Although broccoli can be eaten raw, it’s at its best when it’s cooked. You don’t have to subject it to a long and arduous cooking time, however. In many cases, a quick bath in a pot of boiling water will soften it enough to make for pleasant eating, while still preserving a certain toothsomeness and snap — a condition sometimes called “crisp-tender.” Blanching broccoli also turns the vegetable a striking bright jade green shade and helps preserve its nutritional value.
Cut the broccoli into florets. Peel the stems of the broccoli with a vegetable peeler or paring knife and cut the stem into large dice. Discard the woody ends of the stems.

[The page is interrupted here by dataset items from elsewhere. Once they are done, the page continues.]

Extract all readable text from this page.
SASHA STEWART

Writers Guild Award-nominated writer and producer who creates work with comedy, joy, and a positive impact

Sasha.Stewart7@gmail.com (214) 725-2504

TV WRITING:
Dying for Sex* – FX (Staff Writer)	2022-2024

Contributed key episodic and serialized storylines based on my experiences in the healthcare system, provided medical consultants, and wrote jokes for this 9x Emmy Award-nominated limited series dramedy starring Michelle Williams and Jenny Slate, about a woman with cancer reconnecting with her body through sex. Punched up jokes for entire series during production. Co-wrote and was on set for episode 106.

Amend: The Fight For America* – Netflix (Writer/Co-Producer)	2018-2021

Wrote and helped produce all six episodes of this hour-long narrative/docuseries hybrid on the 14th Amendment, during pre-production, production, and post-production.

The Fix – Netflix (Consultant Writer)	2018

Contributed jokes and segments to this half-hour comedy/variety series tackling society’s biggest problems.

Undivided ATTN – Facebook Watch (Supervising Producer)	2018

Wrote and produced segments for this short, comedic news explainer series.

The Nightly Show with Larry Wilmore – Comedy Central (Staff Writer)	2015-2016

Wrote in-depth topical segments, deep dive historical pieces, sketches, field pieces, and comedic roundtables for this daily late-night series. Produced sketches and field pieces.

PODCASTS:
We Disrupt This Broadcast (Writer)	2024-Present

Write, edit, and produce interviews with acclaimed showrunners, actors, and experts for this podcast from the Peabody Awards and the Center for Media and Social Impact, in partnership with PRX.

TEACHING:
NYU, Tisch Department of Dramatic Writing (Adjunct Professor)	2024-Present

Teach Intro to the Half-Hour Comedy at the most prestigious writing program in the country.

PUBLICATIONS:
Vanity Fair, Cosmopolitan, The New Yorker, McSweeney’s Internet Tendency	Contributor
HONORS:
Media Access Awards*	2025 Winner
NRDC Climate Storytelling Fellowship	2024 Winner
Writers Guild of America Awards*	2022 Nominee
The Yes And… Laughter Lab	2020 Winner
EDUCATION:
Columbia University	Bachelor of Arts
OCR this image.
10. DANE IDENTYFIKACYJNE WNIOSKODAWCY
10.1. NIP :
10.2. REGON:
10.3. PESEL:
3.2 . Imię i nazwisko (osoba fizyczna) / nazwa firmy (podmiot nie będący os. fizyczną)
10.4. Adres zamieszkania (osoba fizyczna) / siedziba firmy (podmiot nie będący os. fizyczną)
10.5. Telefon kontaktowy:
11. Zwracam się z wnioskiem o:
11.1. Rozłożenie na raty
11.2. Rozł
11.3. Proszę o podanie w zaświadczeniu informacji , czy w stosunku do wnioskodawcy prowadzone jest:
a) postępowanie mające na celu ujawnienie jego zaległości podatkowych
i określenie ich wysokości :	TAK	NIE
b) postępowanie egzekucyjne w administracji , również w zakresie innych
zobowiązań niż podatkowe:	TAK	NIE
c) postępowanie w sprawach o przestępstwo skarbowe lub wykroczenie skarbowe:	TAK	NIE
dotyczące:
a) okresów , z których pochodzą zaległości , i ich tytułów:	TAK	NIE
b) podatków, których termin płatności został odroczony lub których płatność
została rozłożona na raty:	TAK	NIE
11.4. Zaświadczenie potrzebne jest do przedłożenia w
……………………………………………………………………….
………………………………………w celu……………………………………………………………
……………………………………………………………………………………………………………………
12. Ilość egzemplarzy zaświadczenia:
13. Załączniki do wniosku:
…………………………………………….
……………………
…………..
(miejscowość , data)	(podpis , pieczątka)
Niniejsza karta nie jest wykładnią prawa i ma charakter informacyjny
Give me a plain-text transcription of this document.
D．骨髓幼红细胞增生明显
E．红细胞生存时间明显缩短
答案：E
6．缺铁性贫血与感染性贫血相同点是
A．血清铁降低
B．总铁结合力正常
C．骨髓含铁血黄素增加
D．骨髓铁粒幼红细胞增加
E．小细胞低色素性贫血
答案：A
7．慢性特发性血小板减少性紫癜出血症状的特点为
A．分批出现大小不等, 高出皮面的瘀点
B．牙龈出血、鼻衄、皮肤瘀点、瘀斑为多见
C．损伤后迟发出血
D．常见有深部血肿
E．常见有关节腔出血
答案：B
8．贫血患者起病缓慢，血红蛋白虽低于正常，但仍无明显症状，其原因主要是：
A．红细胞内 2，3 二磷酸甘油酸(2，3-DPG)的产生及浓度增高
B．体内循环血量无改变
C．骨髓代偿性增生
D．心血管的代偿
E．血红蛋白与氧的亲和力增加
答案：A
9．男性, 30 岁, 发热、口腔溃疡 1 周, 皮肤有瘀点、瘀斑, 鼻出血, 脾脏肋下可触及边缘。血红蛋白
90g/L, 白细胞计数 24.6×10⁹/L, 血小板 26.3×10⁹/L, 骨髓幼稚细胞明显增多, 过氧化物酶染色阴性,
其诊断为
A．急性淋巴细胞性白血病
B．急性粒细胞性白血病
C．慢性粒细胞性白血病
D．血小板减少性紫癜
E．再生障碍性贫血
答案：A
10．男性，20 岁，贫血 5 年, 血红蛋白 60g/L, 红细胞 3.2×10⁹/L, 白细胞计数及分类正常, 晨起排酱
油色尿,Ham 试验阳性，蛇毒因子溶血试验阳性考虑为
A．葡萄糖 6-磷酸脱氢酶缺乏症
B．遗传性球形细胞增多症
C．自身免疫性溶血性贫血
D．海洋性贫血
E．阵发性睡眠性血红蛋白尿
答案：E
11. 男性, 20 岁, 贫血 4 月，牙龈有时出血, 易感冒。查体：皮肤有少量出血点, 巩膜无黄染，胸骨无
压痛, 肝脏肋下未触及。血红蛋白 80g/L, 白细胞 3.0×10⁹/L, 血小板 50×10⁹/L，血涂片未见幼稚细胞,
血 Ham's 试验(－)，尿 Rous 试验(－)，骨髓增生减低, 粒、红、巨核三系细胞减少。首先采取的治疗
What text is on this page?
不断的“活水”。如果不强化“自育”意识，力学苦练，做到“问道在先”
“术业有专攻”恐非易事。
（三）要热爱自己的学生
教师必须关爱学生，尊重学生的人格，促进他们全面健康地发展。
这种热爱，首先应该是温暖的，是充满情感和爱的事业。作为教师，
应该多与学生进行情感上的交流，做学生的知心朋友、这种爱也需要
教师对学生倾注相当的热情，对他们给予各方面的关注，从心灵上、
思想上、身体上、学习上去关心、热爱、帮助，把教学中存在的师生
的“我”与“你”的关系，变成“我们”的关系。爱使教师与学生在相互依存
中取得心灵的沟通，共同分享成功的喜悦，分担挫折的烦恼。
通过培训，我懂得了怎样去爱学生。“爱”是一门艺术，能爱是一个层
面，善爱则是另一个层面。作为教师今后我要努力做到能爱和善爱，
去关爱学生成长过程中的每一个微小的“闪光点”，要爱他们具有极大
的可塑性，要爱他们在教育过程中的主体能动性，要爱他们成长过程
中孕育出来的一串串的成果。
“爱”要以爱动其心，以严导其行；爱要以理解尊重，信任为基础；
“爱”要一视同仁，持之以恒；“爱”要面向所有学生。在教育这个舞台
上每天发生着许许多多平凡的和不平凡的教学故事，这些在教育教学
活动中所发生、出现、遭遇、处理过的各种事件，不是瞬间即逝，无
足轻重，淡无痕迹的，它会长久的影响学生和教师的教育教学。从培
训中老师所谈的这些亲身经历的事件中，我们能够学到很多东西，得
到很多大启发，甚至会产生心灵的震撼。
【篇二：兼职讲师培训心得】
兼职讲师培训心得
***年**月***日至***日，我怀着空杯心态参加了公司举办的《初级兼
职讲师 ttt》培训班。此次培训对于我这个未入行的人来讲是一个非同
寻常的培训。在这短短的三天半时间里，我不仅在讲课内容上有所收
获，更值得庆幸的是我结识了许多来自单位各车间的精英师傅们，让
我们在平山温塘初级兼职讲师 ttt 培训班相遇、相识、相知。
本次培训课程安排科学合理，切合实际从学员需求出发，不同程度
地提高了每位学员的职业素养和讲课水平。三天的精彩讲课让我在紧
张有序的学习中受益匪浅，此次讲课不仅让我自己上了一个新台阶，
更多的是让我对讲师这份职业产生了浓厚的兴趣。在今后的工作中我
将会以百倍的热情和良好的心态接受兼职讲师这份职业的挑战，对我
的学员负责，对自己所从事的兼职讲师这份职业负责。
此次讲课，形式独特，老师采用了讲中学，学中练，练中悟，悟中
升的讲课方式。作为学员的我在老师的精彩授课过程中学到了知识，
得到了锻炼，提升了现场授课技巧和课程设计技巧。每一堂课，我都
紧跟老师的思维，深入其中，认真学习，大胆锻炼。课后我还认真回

Bring a large pot of water to a boil. Add a teaspoon or 2 of salt.
Add the broccoli to the water. Let cook for 1 minute. The broccoli should turn a bright green color.
Remove the broccoli with a slotted spoon or strainer.
Immediately drop the broccoli into a bowl full of ice water. This “shocks” the broccoli and stops it from cooking immediately, while also preserving its bright color.
When the broccoli has cooled enough to handle, about 1 minute, remove it from the water bath and drain in a colander. Set aside until ready to use or serve immediately.
Blanched broccoli can be stored in the freezer for up to a year in a sealed airtight container.